O trabalho comeu meu nome, minha identidade, meu retrato. O trabalho
comeu minha certidão de idade, minha genealogia, meu endereço. O trabalho comeu
meus cartões de visita. O trabalho veio e comeu todos os papéis onde eu
escrevera meu nome.
O trabalho comeu minhas roupas, meus lenços, minhas camisas. O trabalho
comeu metros e metros de gravatas. O trabalho comeu a medida de meus ternos, o
número de meus sapatos, o tamanho de meus chapéus. O trabalho comeu minha
altura, meu peso, a cor de meus olhos e de meus cabelos.

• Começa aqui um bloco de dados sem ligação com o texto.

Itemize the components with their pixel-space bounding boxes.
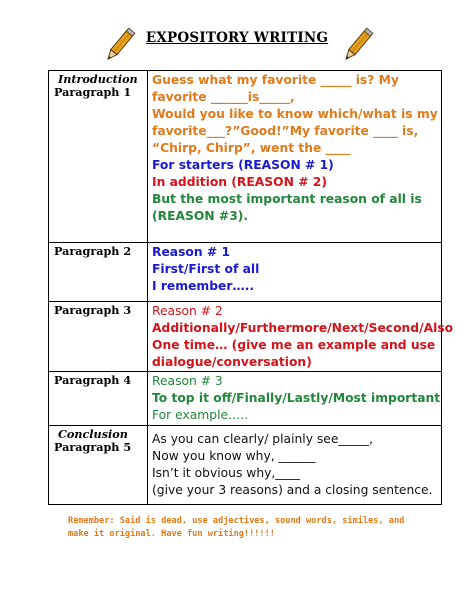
line-text: For starters (REASON # 1): [152, 158, 334, 172]
reminder-line: Remember: Said is dead, use adjectives, sound words, similes, and: [68, 516, 405, 526]
line-text: As you can clearly/ plainly see_____,: [152, 432, 374, 446]
line-text: (REASON #3).: [152, 209, 249, 223]
line-text: Additionally/Furthermore/Next/Second/Also: [152, 321, 454, 335]
line-text: dialogue/conversation): [152, 355, 312, 369]
line-text: Would you like to know which/what is my: [152, 107, 438, 121]
row-label-title: Paragraph 4: [54, 373, 132, 387]
row-label-title: Paragraph 2: [54, 244, 132, 258]
line-text: To top it off/Finally/Lastly/Most important: [152, 391, 441, 405]
line-text: I remember…..: [152, 279, 255, 293]
row-content: [148, 243, 442, 302]
pencil-icon: [102, 26, 136, 66]
page-title: EXPOSITORY WRITING: [145, 30, 329, 46]
table-row: [49, 243, 442, 302]
line-text: But the most important reason of all is: [152, 192, 422, 206]
row-content: [148, 372, 442, 426]
line-text: Reason # 3: [152, 374, 223, 388]
line-text: One time… (give me an example and use: [152, 338, 436, 352]
row-label: [49, 372, 148, 426]
row-content: [148, 302, 454, 372]
line-text: Reason # 2: [152, 304, 223, 318]
line-text: (give your 3 reasons) and a closing sentence.: [152, 483, 433, 497]
line-text: First/First of all: [152, 262, 260, 276]
table-row: [49, 71, 442, 243]
line-text: Now you know why, ______: [152, 449, 316, 463]
table-row: [49, 372, 442, 426]
row-label-title: Introduction: [58, 72, 138, 86]
line-text: favorite ______is_____,: [152, 90, 295, 104]
row-label: [49, 243, 148, 302]
row-label: [49, 71, 148, 243]
line-text: Isn’t it obvious why,____: [152, 466, 300, 480]
writing-table: [48, 70, 454, 505]
row-label-subtitle: Paragraph 5: [54, 440, 132, 454]
pencil-icon: [340, 26, 374, 66]
reminder-line: make it original. Have fun writing!!!!!!: [68, 529, 275, 539]
line-text: “Chirp, Chirp”, went the ____: [152, 141, 351, 155]
row-label-title: Paragraph 3: [54, 303, 132, 317]
line-text: Reason # 1: [152, 245, 231, 259]
line-text: favorite___?”Good!”My favorite ____ is,: [152, 124, 419, 138]
row-content: [148, 426, 442, 505]
row-label: [49, 426, 148, 505]
row-label-title: Conclusion: [58, 427, 128, 441]
table-row: [49, 302, 442, 372]
reminder-note: [68, 515, 408, 541]
line-text: In addition (REASON # 2): [152, 175, 327, 189]
row-label-subtitle: Paragraph 1: [54, 85, 132, 99]
row-label: [49, 302, 148, 372]
row-content: [148, 71, 442, 243]
line-text: For example…..: [152, 408, 249, 422]
table-row: [49, 426, 442, 505]
line-text: Guess what my favorite _____ is? My: [152, 73, 399, 87]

O trabalho comeu meus remédios, minhas receitas médicas, minhas
dietas. Comeu minhas aspirinas, minhas ondas-curtas, meus raios-X. Comeu meus
testes mentais, meus exames de urina.
O trabalho comeu na estante todos os meus livros de poesia. Comeu
em meus livros de prosa as citações em verso. Comeu no dicionário as palavras
que poderiam se juntar em versos.
Faminto, o trabalho devorou os utensílios de meu uso: pente,
navalha, escovas, tesouras de unhas, canivete. Faminto ainda, o trabalho devorou o
uso de meus utensílios: meus banhos frios, a ópera cantada no banheiro, o
aquecedor de água de fogo morto, mas que parecia uma usina.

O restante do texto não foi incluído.